Sticks, crabs and mud – Talking play with Laura Bingham

Age: 26

Profession: Adventurer, speaker, explorer

Mother to Ran (2)

Laura opened our new play space at Sacrewell, so we decided to ask her some questions about her own experience of outdoor play.

Remember playing outside? What are your strongest memories of outdoor play as a child?

The first thing that comes to mind is how my Dad used to mow the lawn in stripes and how the mower would leave these lumps of grass in lines and I would challenge myself to crawl from one side of the lawn to the other side across these lumps and stripes. A simple thing like mown grass can be so much fun. I still love the smell of it.

I also remember being in the car and looking out for trees lined up in a perfect four. I was convinced that they were portals into the fairy kingdom.

What is the riskiest thing you ever did as a child?

Well, drawing on the nicely painted walls of the house didn’t go down well – that was pretty risky. But in terms of physical risk…when I was six years old, we started visiting my family in South Africa roughly every two years and I would go microlighting and wild water rafting. That’s quite a risky thing for a small child. But I always felt safe with my parents looking after me.

How did those childhood experiences shape you as an adult?

Funnily enough when I was 15 my Dad announced we were going to South Africa again and I thought we would be better off spending that money on a TV! So you can grow up having all these amazing outdoor experiences and still prefer a TV when you hit your teens.

I think who I am today was born more out of trauma than my experiences growing up. I had a really idyllic childhood and then hit a rocky patch in my late teens, which sculpted me to really try and find myself and push my boundaries. But obviously being exposed to microlighting and white water rafting and elephants at a young age gives you a confidence in the outdoors. It gives you the confidence that you won’t die doing those things. Though there is a huge leap from doing it with your parents to doing it alone.

Why does outdoor play matter?

It just stimulates kids so much more than a TV ever can, but in a really relaxing, calming way. Whenever my son is crying it is usually indoors and all I have to do is take him outside and he is immediately distracted by the plants and the sky and the bees. He never has paddies when he is playing outside. Only when he has been in front of the TV and we take him away from it.

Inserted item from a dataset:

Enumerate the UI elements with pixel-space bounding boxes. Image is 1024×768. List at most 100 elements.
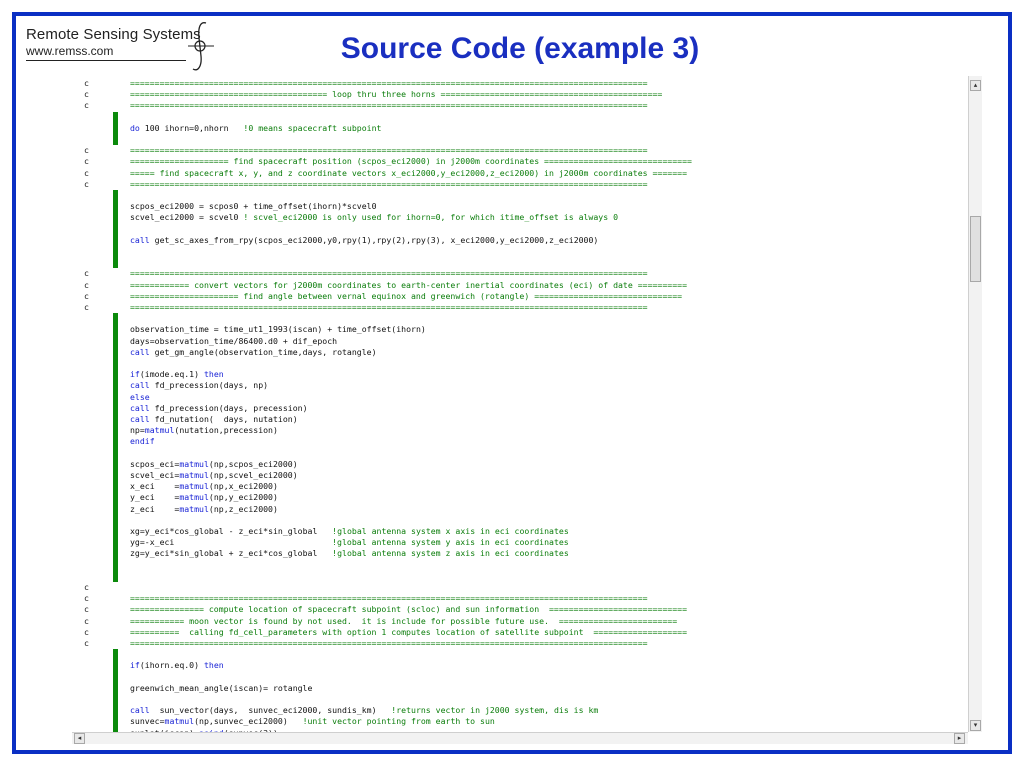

We just spent a month on an island, as a family – we didn’t have any problems. He loved playing with the sand and the crabs. We didn’t have any TV or anything to entertain him other than sticks and water and crabs. Children can entertain themselves just as easily outside with nature as they can inside.  And it’s a much more healthy and wholesome stimulation, I think.

Based on your travels where have you experienced the best play opportunities for children?

It’s quite obvious even for someone who hasn’t travelled much when you see documentaries of children in indigenous communities – they are always running around and laughing and making mischief with sticks and stones and stuff. And I think that has been the case in the villages I have visited too. Though to be fair, in a lot of poorer communities they will have TVs – they will have a TV before they have a loo! – but they only have three channels so there isn’t much to entertain a child.

What obstacles to children playing freely outdoors do you observe in the UK?

My instant answer would be other people and their judgement as to whether you are a good parent or not. There seems to be this health and safety culture that frowns upon parents who let their kids play freely and judge them when their child has a fall and scrapes their knee. Or makes you scared that they will go missing or be kidnapped if you don’t have your eye on them at all times.

Accessibility is also an issue. There are fewer green spaces on people’s doorsteps, especially in highly populated areas like London. And fewer local parks just a two-minute walk away like there used to be, and that’s what kids need: to play right where they live.

Where do you see opportunities? What could we do as a society to create better outdoor play for kids?

I think creating play spaces that are fun and risky, but at the same time safe and accessible are extremely good, because they help cautious parents let their kids roam and play freely because health and safety has been checked off. Parents are the gatekeepers to their children so you have to convince them first.

And we need to turn our screens off. I am almost waiting for this apocalyptic phase where all the screens go black (laughs). It’s like we need a situation where electricity is rationed like food, because the online world is almost too addictive to give up willingly. We never get the chance to be properly bored nowadays and it is only through boredom that you start thinking outside the box. Screens offer a weird kind of numbness where you are often a bit bored, but not bored enough to get provoked to invent a game or think of something else to do outside.

Maybe it’s the responsibility of parents to unplug their kids and tell them to make their own fun, but a lot of them seem just so scared of the backlash they will get.

Finally, describe your dream play space…

It would have to be something messy. I would almost like it to be a big mud pool where children can literally just dive in and be covered from head to toe in mud. And then have a shower station where they can hose off. I love water play too. I am a Pisces, so I will get into every bit of water I can find. I love how it washes over you and washes everything away. That’s one of the things I love about Sacrewell, the way you incorporated the river into the design. It is beautiful for children, and adults, to have their feet in the water and feel the rocks beneath them. So messy, water play… with a big sand-pit-beach area like the one at Sacrewell. My son and I loved it there!